One would never know how real or powerful fear is unless he or she experiences it. I lived with fear for over three weeks after I did a story on female genital cutting that was published on March 8, 2012. I knew this story would attract attention because we published it on International Women’s Day. I never knew it was going to result in death threats against me and my family, or force me into hiding.
The day before the story ran, two guests from the Pulitzer Center on Crisis Reporting arrived to visit me. They came along with me to do field reporting on maternal health in a rural place called Todee, about an hour or two from Monrovia, the capital of Liberia.
We spent the day with several trained traditional midwives and with health clinic volunteers, learning about their challenges. At the clinic, for example, because there is no electricity they keep vaccines in a cooler – the kind of cooler my American colleagues knew from picnics. There’s no running water, either, so they must fetch water, trying to keep enough on hand for a difficult birth.
At the end of a long day, we were sharing pleasantries with the people we interviewed when I received a call from my editor at FrontPage
Africa newspaper. She told me to leave the area as soon as possible. People in Monrovia were angry about my story on female genital cutting, and my editor had received a threatening call saying I would be captured and dragged into the Sande bush where female circumcision is performed.

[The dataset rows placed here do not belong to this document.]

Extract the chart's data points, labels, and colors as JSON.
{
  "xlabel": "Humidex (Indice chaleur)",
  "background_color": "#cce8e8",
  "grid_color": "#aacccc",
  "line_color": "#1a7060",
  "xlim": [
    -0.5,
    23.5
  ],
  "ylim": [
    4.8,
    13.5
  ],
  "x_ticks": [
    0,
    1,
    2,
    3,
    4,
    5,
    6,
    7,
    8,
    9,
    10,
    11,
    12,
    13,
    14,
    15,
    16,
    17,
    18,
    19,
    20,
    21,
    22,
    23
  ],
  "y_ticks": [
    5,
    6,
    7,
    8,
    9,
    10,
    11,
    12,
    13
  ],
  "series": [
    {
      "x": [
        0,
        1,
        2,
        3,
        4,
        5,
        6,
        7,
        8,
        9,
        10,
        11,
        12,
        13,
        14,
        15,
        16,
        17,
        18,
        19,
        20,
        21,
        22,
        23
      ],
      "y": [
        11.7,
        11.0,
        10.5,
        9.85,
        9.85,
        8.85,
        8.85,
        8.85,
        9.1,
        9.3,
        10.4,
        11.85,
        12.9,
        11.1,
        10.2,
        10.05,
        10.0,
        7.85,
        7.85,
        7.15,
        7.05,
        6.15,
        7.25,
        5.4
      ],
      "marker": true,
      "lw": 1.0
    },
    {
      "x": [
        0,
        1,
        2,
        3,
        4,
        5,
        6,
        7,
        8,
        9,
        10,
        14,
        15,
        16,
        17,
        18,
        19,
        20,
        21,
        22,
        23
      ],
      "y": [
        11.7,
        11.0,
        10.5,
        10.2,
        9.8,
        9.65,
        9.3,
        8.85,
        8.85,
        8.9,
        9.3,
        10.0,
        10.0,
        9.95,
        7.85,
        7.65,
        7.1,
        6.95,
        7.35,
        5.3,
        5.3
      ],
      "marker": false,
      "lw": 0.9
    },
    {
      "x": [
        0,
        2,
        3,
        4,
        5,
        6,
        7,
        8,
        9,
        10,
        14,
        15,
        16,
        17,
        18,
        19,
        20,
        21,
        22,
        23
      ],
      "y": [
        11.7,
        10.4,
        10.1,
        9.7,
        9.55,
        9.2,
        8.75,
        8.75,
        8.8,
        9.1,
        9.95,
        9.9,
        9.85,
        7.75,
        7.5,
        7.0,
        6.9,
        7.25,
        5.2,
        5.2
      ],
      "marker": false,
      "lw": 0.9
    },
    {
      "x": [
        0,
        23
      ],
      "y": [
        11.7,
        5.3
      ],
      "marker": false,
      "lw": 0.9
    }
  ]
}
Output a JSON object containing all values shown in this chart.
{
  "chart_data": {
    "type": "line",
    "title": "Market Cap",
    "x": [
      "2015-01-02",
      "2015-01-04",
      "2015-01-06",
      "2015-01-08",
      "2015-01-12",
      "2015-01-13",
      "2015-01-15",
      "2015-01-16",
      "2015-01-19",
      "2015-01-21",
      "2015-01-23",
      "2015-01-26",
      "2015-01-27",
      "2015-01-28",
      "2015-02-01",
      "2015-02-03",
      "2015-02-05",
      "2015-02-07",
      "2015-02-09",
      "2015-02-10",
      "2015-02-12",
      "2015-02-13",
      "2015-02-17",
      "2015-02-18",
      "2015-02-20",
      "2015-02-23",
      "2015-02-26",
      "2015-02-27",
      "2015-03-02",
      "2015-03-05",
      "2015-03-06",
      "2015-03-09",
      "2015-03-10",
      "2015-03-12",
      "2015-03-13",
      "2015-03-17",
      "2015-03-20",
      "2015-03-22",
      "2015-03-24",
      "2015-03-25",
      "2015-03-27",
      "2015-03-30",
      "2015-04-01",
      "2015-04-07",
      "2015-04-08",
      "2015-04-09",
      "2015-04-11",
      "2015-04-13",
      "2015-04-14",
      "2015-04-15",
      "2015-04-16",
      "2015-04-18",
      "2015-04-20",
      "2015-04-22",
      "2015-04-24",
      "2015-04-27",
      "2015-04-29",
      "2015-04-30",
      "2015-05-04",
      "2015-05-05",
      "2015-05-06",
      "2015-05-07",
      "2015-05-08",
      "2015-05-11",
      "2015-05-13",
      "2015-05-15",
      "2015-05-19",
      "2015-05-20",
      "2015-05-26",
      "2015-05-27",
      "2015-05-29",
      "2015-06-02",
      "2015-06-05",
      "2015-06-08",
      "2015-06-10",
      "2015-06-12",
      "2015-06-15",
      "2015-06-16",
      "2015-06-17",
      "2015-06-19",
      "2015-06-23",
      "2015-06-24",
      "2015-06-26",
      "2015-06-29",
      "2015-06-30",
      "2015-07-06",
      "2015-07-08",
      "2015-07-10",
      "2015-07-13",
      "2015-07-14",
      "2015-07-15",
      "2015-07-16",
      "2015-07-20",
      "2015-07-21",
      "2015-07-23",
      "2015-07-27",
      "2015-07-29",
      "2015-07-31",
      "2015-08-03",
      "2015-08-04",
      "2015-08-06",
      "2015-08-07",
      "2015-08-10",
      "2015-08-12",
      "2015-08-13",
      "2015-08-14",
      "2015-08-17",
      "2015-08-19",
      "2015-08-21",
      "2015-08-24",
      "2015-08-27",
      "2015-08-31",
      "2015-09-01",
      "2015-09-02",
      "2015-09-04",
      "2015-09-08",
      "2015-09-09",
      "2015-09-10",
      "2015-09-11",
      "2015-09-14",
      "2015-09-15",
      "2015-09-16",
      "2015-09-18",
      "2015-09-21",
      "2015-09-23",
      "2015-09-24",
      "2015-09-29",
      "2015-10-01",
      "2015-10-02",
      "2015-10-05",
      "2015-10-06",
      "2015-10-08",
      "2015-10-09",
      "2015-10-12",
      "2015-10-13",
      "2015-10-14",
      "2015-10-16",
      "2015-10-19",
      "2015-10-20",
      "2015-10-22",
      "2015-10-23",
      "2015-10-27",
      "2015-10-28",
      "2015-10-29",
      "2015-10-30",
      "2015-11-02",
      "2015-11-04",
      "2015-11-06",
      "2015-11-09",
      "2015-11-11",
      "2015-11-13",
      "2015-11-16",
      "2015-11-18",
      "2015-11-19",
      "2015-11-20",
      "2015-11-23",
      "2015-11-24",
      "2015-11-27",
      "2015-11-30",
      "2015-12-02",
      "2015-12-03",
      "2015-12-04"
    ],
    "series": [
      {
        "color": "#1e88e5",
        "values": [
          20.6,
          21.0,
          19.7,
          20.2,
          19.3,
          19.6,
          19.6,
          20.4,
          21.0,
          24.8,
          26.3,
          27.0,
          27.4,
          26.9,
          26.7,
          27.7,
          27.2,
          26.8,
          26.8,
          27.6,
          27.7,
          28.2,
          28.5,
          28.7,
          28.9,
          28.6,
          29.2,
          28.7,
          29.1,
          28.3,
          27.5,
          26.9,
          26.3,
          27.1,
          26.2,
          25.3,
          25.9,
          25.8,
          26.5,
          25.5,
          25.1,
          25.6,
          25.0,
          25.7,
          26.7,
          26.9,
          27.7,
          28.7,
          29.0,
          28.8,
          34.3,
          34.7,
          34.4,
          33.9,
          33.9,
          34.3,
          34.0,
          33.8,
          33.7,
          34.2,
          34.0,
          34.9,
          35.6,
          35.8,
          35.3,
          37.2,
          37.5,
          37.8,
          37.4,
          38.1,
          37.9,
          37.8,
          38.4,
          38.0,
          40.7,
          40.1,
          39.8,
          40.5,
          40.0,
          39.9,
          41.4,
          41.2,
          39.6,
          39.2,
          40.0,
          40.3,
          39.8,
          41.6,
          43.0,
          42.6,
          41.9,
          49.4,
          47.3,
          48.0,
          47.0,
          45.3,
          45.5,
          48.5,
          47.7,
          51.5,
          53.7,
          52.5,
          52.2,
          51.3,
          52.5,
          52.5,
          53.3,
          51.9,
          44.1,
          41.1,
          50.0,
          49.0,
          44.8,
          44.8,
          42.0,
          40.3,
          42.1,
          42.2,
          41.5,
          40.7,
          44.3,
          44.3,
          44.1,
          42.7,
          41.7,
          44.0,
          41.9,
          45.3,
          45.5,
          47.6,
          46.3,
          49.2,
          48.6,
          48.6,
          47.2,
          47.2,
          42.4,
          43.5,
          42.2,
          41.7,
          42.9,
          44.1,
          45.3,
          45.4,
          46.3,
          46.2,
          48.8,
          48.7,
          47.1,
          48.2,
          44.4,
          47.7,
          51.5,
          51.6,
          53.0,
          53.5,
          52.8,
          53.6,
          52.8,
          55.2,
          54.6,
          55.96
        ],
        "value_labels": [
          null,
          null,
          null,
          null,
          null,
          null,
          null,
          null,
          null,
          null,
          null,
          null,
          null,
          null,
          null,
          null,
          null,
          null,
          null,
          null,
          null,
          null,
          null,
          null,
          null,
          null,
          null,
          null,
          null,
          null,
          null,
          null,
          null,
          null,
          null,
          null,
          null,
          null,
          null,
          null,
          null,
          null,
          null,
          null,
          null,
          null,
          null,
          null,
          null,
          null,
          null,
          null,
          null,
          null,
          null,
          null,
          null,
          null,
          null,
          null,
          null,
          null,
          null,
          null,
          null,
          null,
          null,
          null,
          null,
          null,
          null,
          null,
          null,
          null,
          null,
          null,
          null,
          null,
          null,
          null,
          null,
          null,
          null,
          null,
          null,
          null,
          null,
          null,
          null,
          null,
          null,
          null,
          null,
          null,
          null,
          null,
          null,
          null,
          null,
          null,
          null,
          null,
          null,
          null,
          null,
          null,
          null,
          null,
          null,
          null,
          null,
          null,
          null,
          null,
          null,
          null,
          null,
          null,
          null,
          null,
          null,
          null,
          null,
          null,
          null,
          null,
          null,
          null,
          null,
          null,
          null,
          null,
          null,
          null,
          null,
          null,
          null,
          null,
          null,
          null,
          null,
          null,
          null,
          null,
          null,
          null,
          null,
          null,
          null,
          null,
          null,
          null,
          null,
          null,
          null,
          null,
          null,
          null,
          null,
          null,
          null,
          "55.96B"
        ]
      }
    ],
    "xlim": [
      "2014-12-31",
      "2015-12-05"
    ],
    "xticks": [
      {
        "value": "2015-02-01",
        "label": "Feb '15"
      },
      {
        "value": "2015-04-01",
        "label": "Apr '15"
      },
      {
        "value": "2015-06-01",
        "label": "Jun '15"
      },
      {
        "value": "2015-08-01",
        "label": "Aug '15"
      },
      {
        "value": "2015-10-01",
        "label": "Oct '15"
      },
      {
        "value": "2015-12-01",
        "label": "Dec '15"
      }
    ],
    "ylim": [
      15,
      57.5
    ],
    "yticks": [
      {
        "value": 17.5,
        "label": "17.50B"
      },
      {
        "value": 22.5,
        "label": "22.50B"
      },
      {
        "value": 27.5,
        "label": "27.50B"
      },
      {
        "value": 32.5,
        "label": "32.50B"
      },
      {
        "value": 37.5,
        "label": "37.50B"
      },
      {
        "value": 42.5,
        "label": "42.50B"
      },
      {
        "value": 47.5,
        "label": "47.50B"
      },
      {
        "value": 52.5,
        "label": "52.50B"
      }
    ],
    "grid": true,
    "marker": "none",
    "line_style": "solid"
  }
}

That was the moment my nightmare started. I did not sleep in my own house that night, or the next nights. On the following day and for days to come, I started receiving open threats from people who had been to the Sande bush, including a tenant in my house. The traditional Zoe women (spiritual leaders) of the Sande bush went to my newspaper office to look for me, but did not find me there because that day was a holiday.
The most frightening moment was when some unknown traditional women came looking for my nine-year-old daughter when I was still in hiding and could not protect her. When my daughter’s nanny saw the strange women from the crack of the window, she said she immediately picked up my child and escaped through the back. When the nanny called me after the incident, I told her to take my child to safety outside the capital city.
With this fear, I could hardly concentrate on work. Jina would try to lighten me up during those moments when I was hiding under her bed in a hotel in Monrovia. I lost my appetite and lost weight as well, but I survived during the few days my guests were here. I am a person who is known by friends and workmates as someone who likes to make jokes whenever we are gathered, and at night in my hiding place, I would share some jokes with both Jina and Jake. They laughed so hard I thought they would collapse – especially Jina who would throw her head backward and hold her stomach to laugh. I was very grateful to have them with when I was living in fear. They made me forget my problems. They also never pushed me too hard because they could see the state of mind I was in, and they knew that they would not get the best out of me.
When my guests left, I cried bitterly because I knew worse was to come; I would live in the world of uncertainty, alone. The first law of humanity is self-preservation, so I was my own security. Knowing the risk of sleeping in a particular location for more than two nights, I changed sleeping places numerous times.
In Liberia, we say, “If you’re in the bat cave, you should hang like a bat.” My American guests loved this and interpreted it as meaning, “When in Rome, do as the Romans do.” I lived that phrase the week they were here. I was literally like a bat looking for the next possible tree to hang from at night.
I stayed in hiding until the tenant who had threatened me left my house at the end of March, but my daughter stayed in her safe place until I had a chance to observe the situation. I also wrote follow-up stories on the Sande society, and I was pleased when the government announced new policies to help protect girls from forced cutting. And even with all of that going on, I was proud to publish a story about midwifery in Foreign Policy magazine and in my own newspaper.